Breaking the mileage rule:

The weeks prior I had been averaging in the 20-30mpw due to lots of racing (high intensity), not an ideal buildup to marathon training where you typically see elites packing in 100-150mpw as part of base training. But you may be asking why I just doubled my weekly mileage, doesn't that break some kind of Runners World rule for weekly mileage and long run percentage of weekly mileage? When you have previously done higher mielage training consistantly, and you listen to your body, you can return to high mileage very quickly. I did not have too high of intensity this week (which I was doing lots of the last few months) so I subsituted intensity for quantity, important to balance these along with recovery.

Adding Mileage:

Doubling: Adding a second run to your day is a great and less stressful way for your body to build mileage up. This is typically done by adding a morning or evening "shake out" run of a few miles really easy once or twice a week.
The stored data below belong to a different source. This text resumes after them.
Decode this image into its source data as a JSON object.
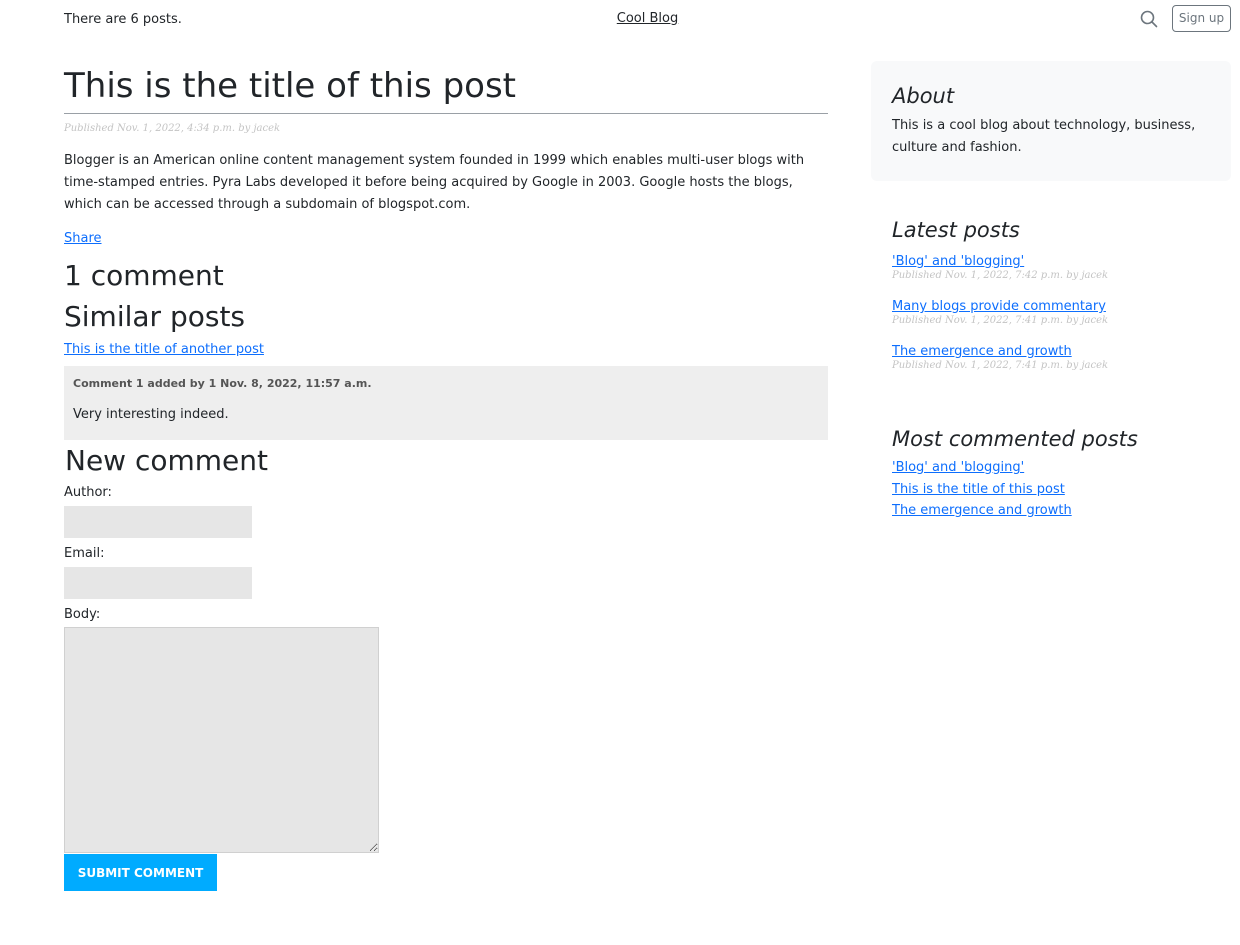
{
  "header": {
    "post_count_text": "There are 6 posts.",
    "blog_title": "Cool Blog",
    "search_icon": "search-icon",
    "signup_label": "Sign up"
  },
  "post": {
    "title": "This is the title of this post",
    "meta": "Published Nov. 1, 2022, 4:34 p.m. by jacek",
    "body": "Blogger is an American online content management system founded in 1999 which enables multi-user blogs with time-stamped entries. Pyra Labs developed it before being acquired by Google in 2003. Google hosts the blogs, which can be accessed through a subdomain of blogspot.com.",
    "share_label": "Share"
  },
  "comments": {
    "heading": "1 comment",
    "items": [
      {
        "info": "Comment 1 added by 1 Nov. 8, 2022, 11:57 a.m.",
        "text": "Very interesting indeed."
      }
    ]
  },
  "similar": {
    "heading": "Similar posts",
    "items": [
      {
        "label": "This is the title of another post"
      }
    ]
  },
  "new_comment": {
    "heading": "New comment",
    "author_label": "Author:",
    "author_value": "",
    "email_label": "Email:",
    "email_value": "",
    "body_label": "Body:",
    "body_value": "",
    "submit_label": "SUBMIT COMMENT"
  },
  "sidebar": {
    "about": {
      "heading": "About",
      "text": "This is a cool blog about technology, business, culture and fashion."
    },
    "latest": {
      "heading": "Latest posts",
      "items": [
        {
          "label": "'Blog' and 'blogging'",
          "meta": "Published Nov. 1, 2022, 7:42 p.m. by jacek"
        },
        {
          "label": "Many blogs provide commentary",
          "meta": "Published Nov. 1, 2022, 7:41 p.m. by jacek"
        },
        {
          "label": "The emergence and growth",
          "meta": "Published Nov. 1, 2022, 7:41 p.m. by jacek"
        }
      ]
    },
    "most_commented": {
      "heading": "Most commented posts",
      "items": [
        {
          "label": "'Blog' and 'blogging'"
        },
        {
          "label": "This is the title of this post"
        },
        {
          "label": "The emergence and growth"
        }
      ]
    }
  },
  "colors": {
    "link": "#0d6efd",
    "submit_button": "#00abff",
    "comment_bg": "#eeeeee",
    "input_bg": "#e6e6e6",
    "about_bg": "#f8f9fa",
    "meta_text": "#c4c4c4"
  }
}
Run commute to your group runs. Used this method twice this week, running to-and-from your group runs is a great way to add mileage if you live a manageable distance away. Running to work or running home from family events works well too.

The Long Run:

As I mentioned above, this is a critical workout for the marathon. Yes, treat it as a workout. This is not a social chit-chat run, while it is great to have company and we usually do start out talking there is a definite point in the run where it turns to work.
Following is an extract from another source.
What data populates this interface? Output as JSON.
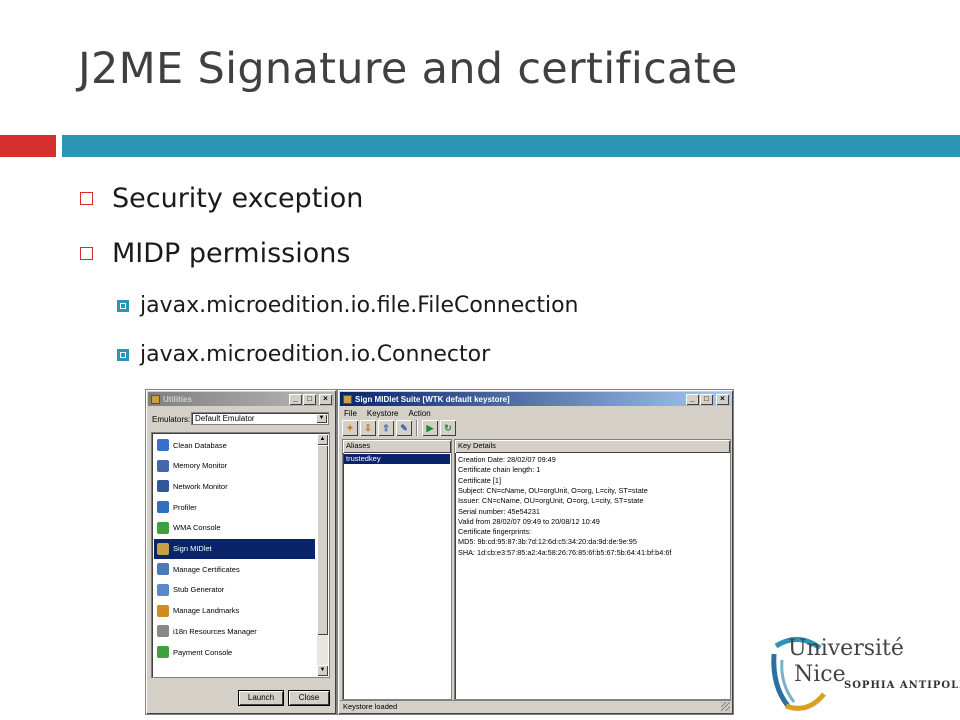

In the early stages of marathon buildup you are typically just trying to get time on your feet but as the training progresses you can start adding more steady state running, progressions or fast finish, and even fartleks throughout the run.


Congrats to Tony Constanzo for completing his over 420 mile run in 10 days from Beaumont to Austin for his Footsteps for the Fallen dedication and fundraiser!

Mack Broussard rocked his first big high school XC race as a junior placing top 40 at the Nike Invitational!